For many banks the concept has primarily been applied to unique interactions of high emotional impact to the customer – how the bank handles fraudulent transactions, lost or stolen cards or breavement, for example. However, a number of banks have moved the concept further.
First, the research of many banks has indicated the importance of key sales and advisory transactions in the development of the relationship with the customer. The customer feeling that her needs have been understood and met by a meeting with a bank advisor has a different perception of the bank than the one that feels the advice given has been for the purpose of increasing the bank’s fees and commissions.
Secondly, it has been noted that whilst events such as excessive queuing for counter service are not individually significant, if it happens frequently the cumulative impact can cause an equally negative reaction as the poor handling of a single major issue. The last time it happens can be the straw that breaks the camel’s back.

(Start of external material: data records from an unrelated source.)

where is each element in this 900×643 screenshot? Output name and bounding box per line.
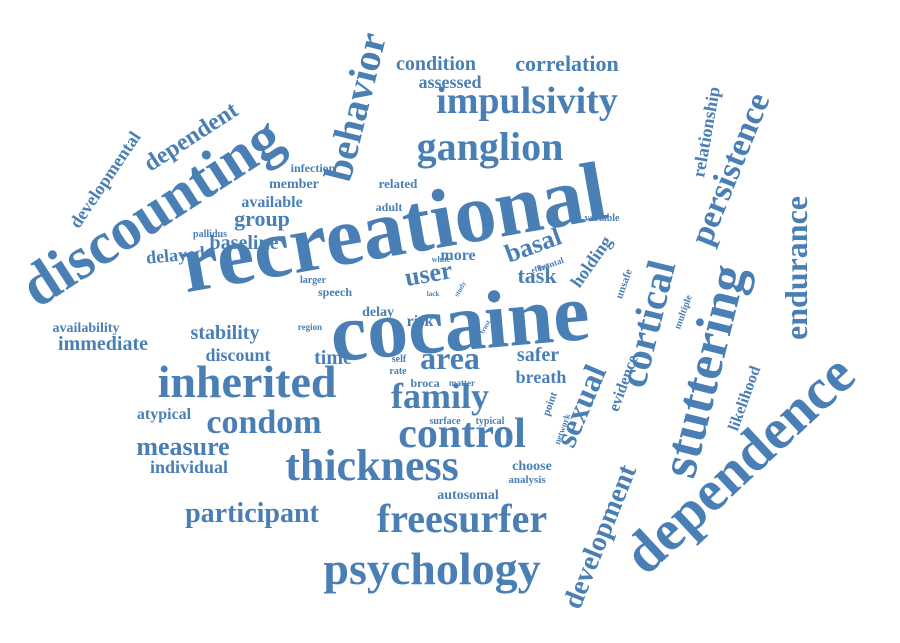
word-stability: stability (191, 322, 260, 344)
word-pallidus: pallidus (193, 229, 227, 240)
word-delay: delay (362, 305, 394, 320)
word-variable: variable (585, 213, 621, 224)
word-inherited: inherited (158, 356, 337, 407)
word-infection: infection (291, 161, 336, 175)
word-discount: discount (205, 345, 270, 365)
word-surface: surface (429, 416, 461, 427)
word-region: region (298, 322, 322, 332)
word-speech: speech (318, 285, 352, 299)
word-breath: breath (516, 367, 567, 387)
word-larger: larger (300, 275, 327, 286)
word-matter: matter (449, 378, 475, 388)
word-area: area (420, 340, 480, 376)
word-endurance: endurance (778, 196, 814, 340)
word-atypical: atypical (137, 406, 192, 423)
word-freesurfer: freesurfer (377, 496, 547, 541)
word-group: group (234, 206, 290, 231)
word-lack: lack (427, 290, 440, 298)
word-thickness: thickness (285, 441, 459, 490)
word-analysis: analysis (508, 474, 546, 486)
word-condition: condition (396, 53, 476, 75)
word-impulsivity: impulsivity (436, 80, 618, 122)
word-member: member (269, 177, 319, 192)
word-rate: rate (389, 366, 407, 377)
word-assessed: assessed (418, 72, 481, 92)
word-safer: safer (517, 344, 559, 366)
word-adult: adult (376, 200, 403, 214)
word-time: time (314, 347, 352, 369)
word-risk: risk (407, 313, 434, 330)
word-available: available (241, 194, 302, 211)
word-ganglion: ganglion (417, 124, 564, 169)
word-availability: availability (53, 321, 120, 336)
word-participant: participant (185, 498, 319, 529)
word-control: control (398, 411, 526, 457)
word-correlation: correlation (515, 51, 618, 76)
word-typical: typical (476, 416, 505, 427)
word-condom: condom (206, 404, 321, 441)
word-measure: measure (136, 432, 229, 461)
word-individual: individual (150, 457, 228, 477)
word-white: white (432, 255, 451, 264)
word-task: task (517, 263, 557, 288)
word-related: related (379, 176, 419, 191)
word-baseline: baseline (210, 232, 279, 254)
word-autosomal: autosomal (437, 488, 499, 503)
word-immediate: immediate (58, 333, 148, 355)
word-more: more (440, 247, 475, 264)
word-self: self (392, 354, 407, 365)
word-family: family (391, 376, 489, 416)
word-broca: broca (410, 376, 439, 390)
word-choose: choose (512, 459, 552, 474)
word-psychology: psychology (323, 543, 540, 594)
word-cocaine: cocaine (326, 266, 593, 379)
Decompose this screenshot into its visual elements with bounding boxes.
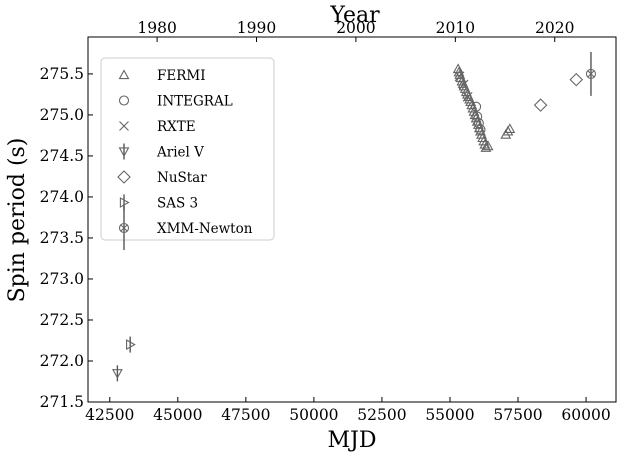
x-tick-label: 57500 (493, 406, 542, 424)
y-tick-label: 275.0 (40, 106, 84, 124)
top-tick-label: 2010 (436, 19, 475, 37)
series-xmm-newton (585, 51, 597, 96)
data-point (472, 111, 483, 122)
data-point (473, 118, 484, 129)
data-point (569, 72, 584, 87)
x-tick-label: 50000 (289, 406, 338, 424)
series-sas-3 (126, 336, 136, 353)
data-points (111, 51, 597, 382)
legend-marker (117, 170, 131, 184)
legend-entry: RXTE (157, 119, 196, 135)
data-point (475, 124, 486, 135)
y-tick-label: 272.5 (40, 311, 84, 329)
y-tick-label: 274.5 (40, 147, 84, 165)
legend-marker (118, 206, 130, 250)
data-point (458, 79, 469, 90)
legend-marker (118, 69, 130, 80)
y-tick-label: 273.5 (40, 229, 84, 247)
y-axis-label: Spin period (s) (5, 138, 30, 303)
x-tick-label: 52500 (357, 406, 406, 424)
top-tick-label: 2020 (535, 19, 574, 37)
data-point (480, 142, 492, 152)
series-nustar (533, 72, 584, 112)
series-rxte (454, 71, 473, 102)
top-axis-label: Year (329, 3, 380, 28)
legend-entry: INTEGRAL (157, 94, 233, 110)
x-tick-label: 45000 (153, 406, 202, 424)
data-point (470, 112, 482, 123)
data-point (475, 125, 486, 136)
legend-entry: NuStar (157, 170, 207, 186)
x-axis-label: MJD (328, 428, 377, 453)
data-point (533, 98, 548, 112)
top-tick-label: 1980 (137, 19, 176, 37)
data-point (467, 102, 479, 113)
legend-marker (118, 95, 130, 106)
y-tick-label: 271.5 (40, 393, 84, 411)
series-fermi (452, 63, 516, 152)
data-point (126, 336, 136, 353)
data-point (462, 91, 473, 102)
y-tick-label: 273.0 (40, 270, 84, 288)
data-point (454, 71, 465, 82)
x-tick-label: 60000 (561, 406, 610, 424)
legend: FERMI INTEGRAL RXTE Ariel V NuStar SAS 3 XMM-N… (100, 57, 275, 250)
legend-marker (119, 121, 129, 131)
data-point (482, 140, 494, 151)
data-point (585, 51, 597, 96)
x-tick-label: 42500 (85, 406, 134, 424)
axes (87, 36, 617, 403)
x-tick-label: 47500 (221, 406, 270, 424)
legend-marker (118, 143, 130, 160)
data-point (478, 135, 490, 146)
legend-entry: SAS 3 (157, 196, 198, 212)
plot-frame (87, 36, 617, 403)
legend-entry: XMM-Newton (157, 221, 253, 237)
top-tick-label: 1990 (237, 19, 276, 37)
data-point (465, 96, 477, 106)
series-ariel-v (111, 365, 123, 382)
data-point (111, 365, 123, 382)
x-tick-label: 55000 (425, 406, 474, 424)
data-point (471, 101, 482, 112)
series-integral (471, 101, 486, 135)
top-tick-label: 2000 (336, 19, 375, 37)
y-tick-label: 274.0 (40, 188, 84, 206)
legend-entry: FERMI (157, 68, 206, 84)
data-point (477, 132, 489, 143)
ticks: 42500 45000 47500 50000 52500 55000 57500 60000… (40, 19, 611, 424)
legend-box (100, 57, 275, 241)
data-point (472, 119, 484, 129)
legend-entry: Ariel V (156, 145, 204, 161)
data-point (504, 123, 516, 134)
y-tick-label: 272.0 (40, 352, 84, 370)
y-tick-label: 275.5 (40, 65, 84, 83)
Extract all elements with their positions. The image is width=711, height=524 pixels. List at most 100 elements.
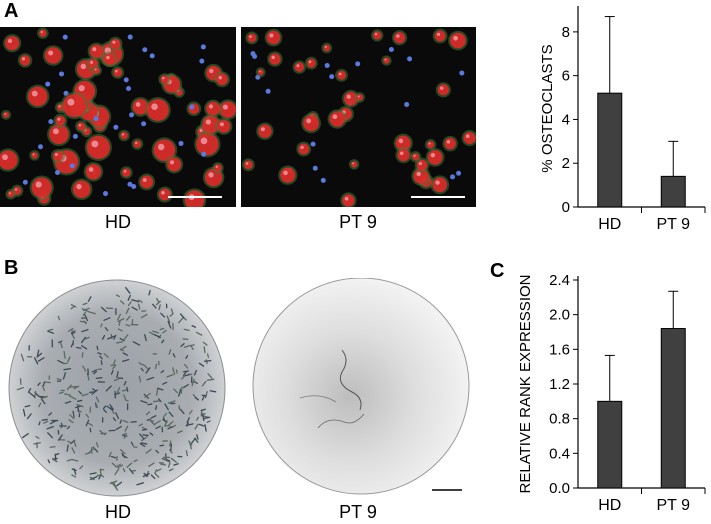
resorption-pit — [69, 385, 78, 388]
resorption-pit — [95, 403, 98, 409]
cell-nuclei — [357, 95, 360, 98]
cell-nuclei — [446, 140, 451, 144]
resorption-pit — [48, 412, 53, 416]
resorption-pit — [119, 300, 125, 305]
cell-body — [280, 167, 296, 183]
resorption-pit — [46, 425, 54, 430]
cell-body — [434, 30, 446, 42]
resorption-pit — [183, 371, 187, 376]
resorption-pit — [107, 335, 115, 340]
resorption-pit — [97, 352, 102, 355]
dapi-nucleus — [48, 119, 54, 125]
bar — [597, 92, 623, 208]
cell-nuclei — [91, 140, 99, 148]
well-hd-label: HD — [105, 502, 131, 522]
resorption-pit — [156, 468, 162, 472]
resorption-pit — [153, 400, 161, 403]
y-axis-label: RELATIVE RANK EXPRESSION — [517, 275, 534, 494]
y-tick-label: 8 — [562, 24, 570, 41]
cell-body — [140, 175, 154, 189]
resorption-pit — [88, 311, 96, 315]
resorption-pit — [169, 449, 173, 454]
dapi-nucleus — [189, 104, 195, 110]
resorption-pit — [71, 474, 77, 478]
resorption-pit — [154, 363, 158, 370]
resorption-pit — [35, 435, 40, 440]
cell-body — [342, 194, 355, 207]
resorption-pit — [185, 422, 189, 427]
resorption-pit — [110, 455, 117, 459]
resorption-pit — [100, 360, 103, 365]
bar — [597, 400, 623, 489]
cell-body — [450, 32, 466, 49]
resorption-pit — [155, 300, 161, 306]
cell-nuclei — [352, 162, 355, 165]
cell-nuclei — [90, 60, 94, 64]
resorption-pit — [183, 344, 191, 348]
resorption-pit — [123, 434, 128, 439]
cell-body — [113, 68, 123, 77]
resorption-pit — [171, 424, 177, 429]
cell-nuclei — [161, 190, 165, 195]
resorption-pit — [200, 408, 206, 412]
resorption-pit — [203, 359, 212, 362]
cell-body — [110, 38, 121, 49]
cell-nuclei — [436, 32, 441, 36]
resorption-pit — [57, 315, 61, 321]
cell-nuclei — [14, 188, 18, 191]
cell-nuclei — [205, 119, 211, 125]
cell-nuclei — [112, 40, 116, 44]
cell-nuclei — [54, 153, 58, 157]
y-tick-label: 2 — [562, 155, 570, 172]
dapi-nucleus — [450, 174, 456, 180]
cell-body — [19, 55, 31, 66]
resorption-pit — [144, 334, 147, 342]
cell-nuclei — [324, 45, 327, 48]
y-tick-label: 2.0 — [549, 307, 570, 324]
resorption-pit — [196, 416, 199, 421]
y-tick-label: 4 — [562, 111, 570, 128]
resorption-pit — [150, 420, 156, 426]
resorption-pit — [71, 330, 76, 335]
cell-nuclei — [57, 117, 61, 121]
cell-nuclei — [115, 69, 118, 73]
resorption-pit — [73, 385, 80, 390]
resorption-pit — [71, 447, 76, 454]
resorption-pit — [100, 306, 107, 313]
resorption-pit — [122, 467, 126, 473]
resorption-pit — [193, 369, 197, 376]
resorption-pit — [125, 307, 130, 315]
resorption-pit — [150, 415, 157, 419]
cell-nuclei — [296, 64, 300, 68]
cell-body — [350, 161, 358, 168]
cell-body — [5, 36, 20, 51]
y-tick-label: 0.0 — [549, 480, 570, 497]
cell-nuclei — [92, 47, 97, 52]
cell-nuclei — [35, 181, 42, 188]
resorption-pit — [155, 425, 161, 430]
resorption-pit — [141, 428, 148, 431]
cell-body — [146, 99, 169, 121]
resorption-pit — [181, 375, 186, 380]
resorption-pit — [123, 380, 127, 386]
resorption-pit — [170, 443, 173, 452]
resorption-pit — [141, 426, 146, 430]
resorption-pit — [113, 359, 116, 365]
resorption-pit — [119, 419, 122, 424]
dapi-nucleus — [310, 141, 316, 147]
cell-nuclei — [428, 142, 431, 145]
resorption-pit — [121, 358, 130, 362]
resorption-pit — [206, 420, 211, 424]
cell-nuclei — [67, 98, 75, 106]
y-tick-label: 2.4 — [549, 272, 570, 289]
resorption-pit — [178, 388, 182, 397]
dapi-nucleus — [62, 34, 68, 40]
cell-body — [303, 115, 319, 132]
resorption-pit — [118, 319, 121, 326]
resorption-pit — [146, 376, 155, 381]
resorption-pit — [207, 372, 213, 379]
resorption-pit — [140, 367, 144, 372]
resorption-pit — [115, 425, 122, 431]
resorption-pit — [91, 388, 97, 392]
resorption-pit — [126, 315, 131, 321]
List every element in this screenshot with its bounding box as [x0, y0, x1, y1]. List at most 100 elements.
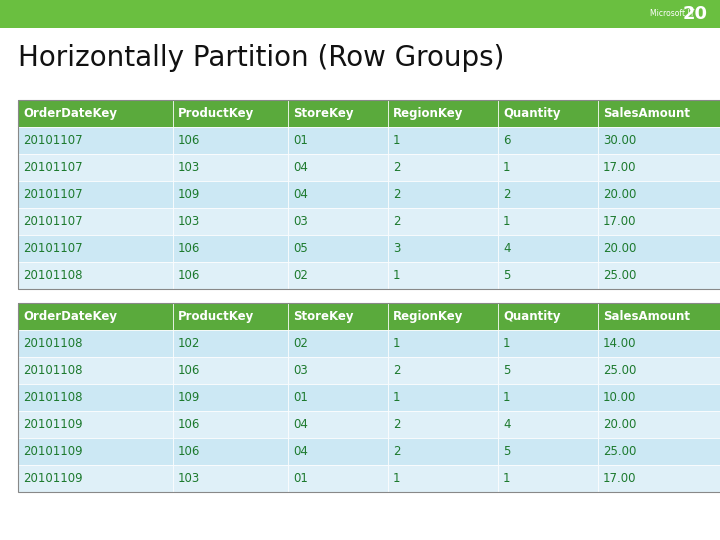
- Bar: [598, 181, 720, 208]
- Bar: [598, 100, 720, 127]
- Bar: [288, 208, 388, 235]
- Bar: [598, 438, 720, 465]
- Bar: [173, 384, 288, 411]
- Text: 20101108: 20101108: [23, 391, 83, 404]
- Bar: [388, 127, 498, 154]
- Bar: [388, 262, 498, 289]
- Bar: [18, 384, 173, 411]
- Bar: [388, 330, 498, 357]
- Bar: [18, 303, 720, 492]
- Bar: [173, 411, 288, 438]
- Text: 03: 03: [293, 215, 307, 228]
- Bar: [388, 154, 498, 181]
- Text: 1: 1: [503, 161, 510, 174]
- Text: 103: 103: [178, 161, 200, 174]
- Bar: [498, 411, 598, 438]
- Bar: [598, 154, 720, 181]
- Text: 05: 05: [293, 242, 307, 255]
- Bar: [288, 262, 388, 289]
- Text: 20101108: 20101108: [23, 364, 83, 377]
- Bar: [288, 357, 388, 384]
- Bar: [288, 384, 388, 411]
- Text: 10.00: 10.00: [603, 391, 636, 404]
- Bar: [18, 465, 173, 492]
- Bar: [598, 127, 720, 154]
- Bar: [288, 303, 388, 330]
- Text: 1: 1: [393, 269, 400, 282]
- Bar: [173, 100, 288, 127]
- Bar: [18, 181, 173, 208]
- Text: OrderDateKey: OrderDateKey: [23, 107, 117, 120]
- Bar: [388, 100, 498, 127]
- Text: 25.00: 25.00: [603, 364, 636, 377]
- Bar: [288, 411, 388, 438]
- Text: 1: 1: [393, 134, 400, 147]
- Text: 3: 3: [393, 242, 400, 255]
- Text: ProductKey: ProductKey: [178, 310, 254, 323]
- Bar: [18, 262, 173, 289]
- Text: RegionKey: RegionKey: [393, 310, 464, 323]
- Text: 04: 04: [293, 161, 308, 174]
- Bar: [598, 465, 720, 492]
- Bar: [18, 438, 173, 465]
- Bar: [173, 181, 288, 208]
- Bar: [598, 330, 720, 357]
- Text: 20101109: 20101109: [23, 445, 83, 458]
- Bar: [388, 357, 498, 384]
- Text: RegionKey: RegionKey: [393, 107, 464, 120]
- Text: 106: 106: [178, 242, 200, 255]
- Bar: [598, 262, 720, 289]
- Text: 20.00: 20.00: [603, 188, 636, 201]
- Text: 1: 1: [503, 337, 510, 350]
- Text: 02: 02: [293, 337, 308, 350]
- Text: SalesAmount: SalesAmount: [603, 107, 690, 120]
- Text: 14.00: 14.00: [603, 337, 636, 350]
- Bar: [498, 357, 598, 384]
- Text: 109: 109: [178, 391, 200, 404]
- Bar: [388, 208, 498, 235]
- Text: SalesAmount: SalesAmount: [603, 310, 690, 323]
- Bar: [498, 235, 598, 262]
- Text: 03: 03: [293, 364, 307, 377]
- Text: 20101107: 20101107: [23, 134, 83, 147]
- Text: 20: 20: [683, 5, 708, 23]
- Text: 04: 04: [293, 445, 308, 458]
- Bar: [388, 438, 498, 465]
- Text: 1: 1: [503, 391, 510, 404]
- Text: 1: 1: [503, 472, 510, 485]
- Bar: [18, 208, 173, 235]
- Bar: [288, 181, 388, 208]
- Bar: [498, 465, 598, 492]
- Bar: [598, 303, 720, 330]
- Text: 20101107: 20101107: [23, 242, 83, 255]
- Text: 17.00: 17.00: [603, 472, 636, 485]
- Text: 20101107: 20101107: [23, 188, 83, 201]
- Text: 01: 01: [293, 134, 308, 147]
- Text: 106: 106: [178, 418, 200, 431]
- Bar: [18, 127, 173, 154]
- Bar: [598, 384, 720, 411]
- Text: 1: 1: [393, 472, 400, 485]
- Text: 106: 106: [178, 445, 200, 458]
- Bar: [18, 357, 173, 384]
- Bar: [498, 208, 598, 235]
- Bar: [388, 411, 498, 438]
- Text: 5: 5: [503, 445, 510, 458]
- Text: 2: 2: [393, 364, 400, 377]
- Text: StoreKey: StoreKey: [293, 310, 354, 323]
- Bar: [173, 208, 288, 235]
- Text: 2: 2: [393, 161, 400, 174]
- Text: 4: 4: [503, 418, 510, 431]
- Bar: [388, 465, 498, 492]
- Text: 5: 5: [503, 364, 510, 377]
- Text: 103: 103: [178, 472, 200, 485]
- Bar: [288, 438, 388, 465]
- Text: ProductKey: ProductKey: [178, 107, 254, 120]
- Text: 6: 6: [503, 134, 510, 147]
- Bar: [498, 262, 598, 289]
- Bar: [288, 100, 388, 127]
- Bar: [18, 154, 173, 181]
- Bar: [598, 411, 720, 438]
- Text: 25.00: 25.00: [603, 269, 636, 282]
- Bar: [173, 465, 288, 492]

Banks have moved to recognise that for different customers many different types of interaction can have a major impact on their relationship with the bank. This leads to the problem that if any interaction may have a serious consequence for the customer, what should a bank focus on improving? Is it possible to ensure that any interaction will be dealt with effectively and will lead to increased satisfaction, or should banks play the percentage game and concentrate on certain types of interaction or, indeed, certain customer groups?
The purpose of this article is to understand the use of the Moments of Truth concept within banks today. It is based upon specific interviews with 14 banks supplemented by Finalta’s ongoing work on retail management best practices with over 30 banks across Europe.